O bloqueio foi feito e dorme em uma conta judicial, mas o gerente do Banco do Brasil se nega a transferir os oito milhões para a conta do sindicato dos servidores daquele órgão, argumentando que só cumprirá a ordem judicial após uma “conversa reservada” com o governador Ricardo Coutinho.

Como aqui na Paraíba têm acontecido ultimamente coisas que até Deus duvida, a juíza Lúcia Ramalho mandou um oficial de justiça dá um ultimato ao gerente. Ou cumpre ou vai preso.

Moral da história. Neste exato momento o imbróglio armou tenda em frente à agência do BB ali perto do SENAC e o gerente poderá sair de lá algemado pela desobediência. É um barraco!
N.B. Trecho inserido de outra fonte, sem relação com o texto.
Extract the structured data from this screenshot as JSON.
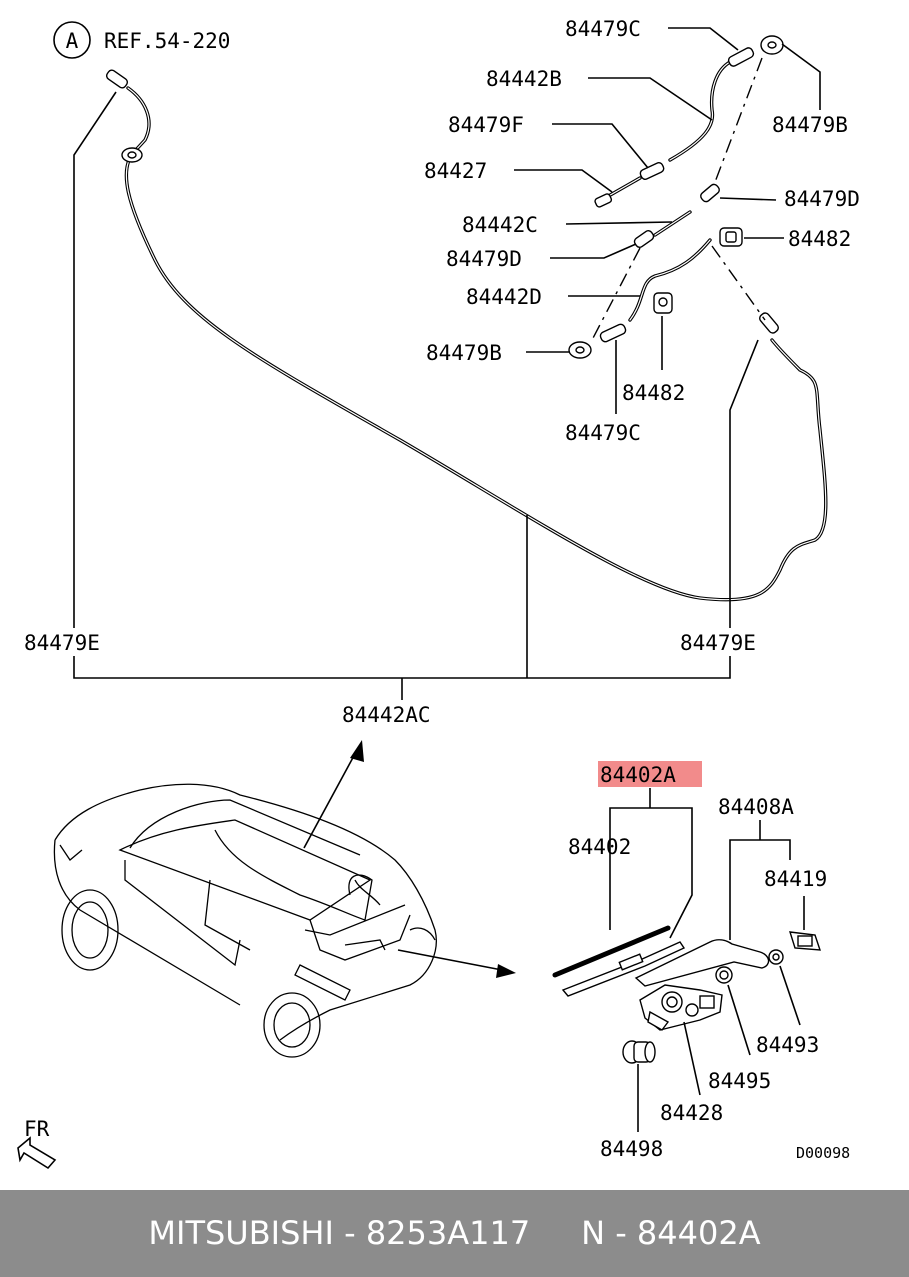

Devo registrar o baile jurídico que Roosevelt deu em Gilberto Carneiro & Cia, ilustrando que o Coletivo RC impetrou 11 procedimentos, mas foi derrotado e só resta ao Estado pagar.

Vem aí um dominó de ações em busca de gratificações.

Roosevelt Vita e sua banca estão à disposição de quem interessar possa.

Em tempo: O bloqueio foi derrubado ontem a noite por decisão do desembargador Sílvio Ramalho, que argumenta que o PCCR já havia sido implantado.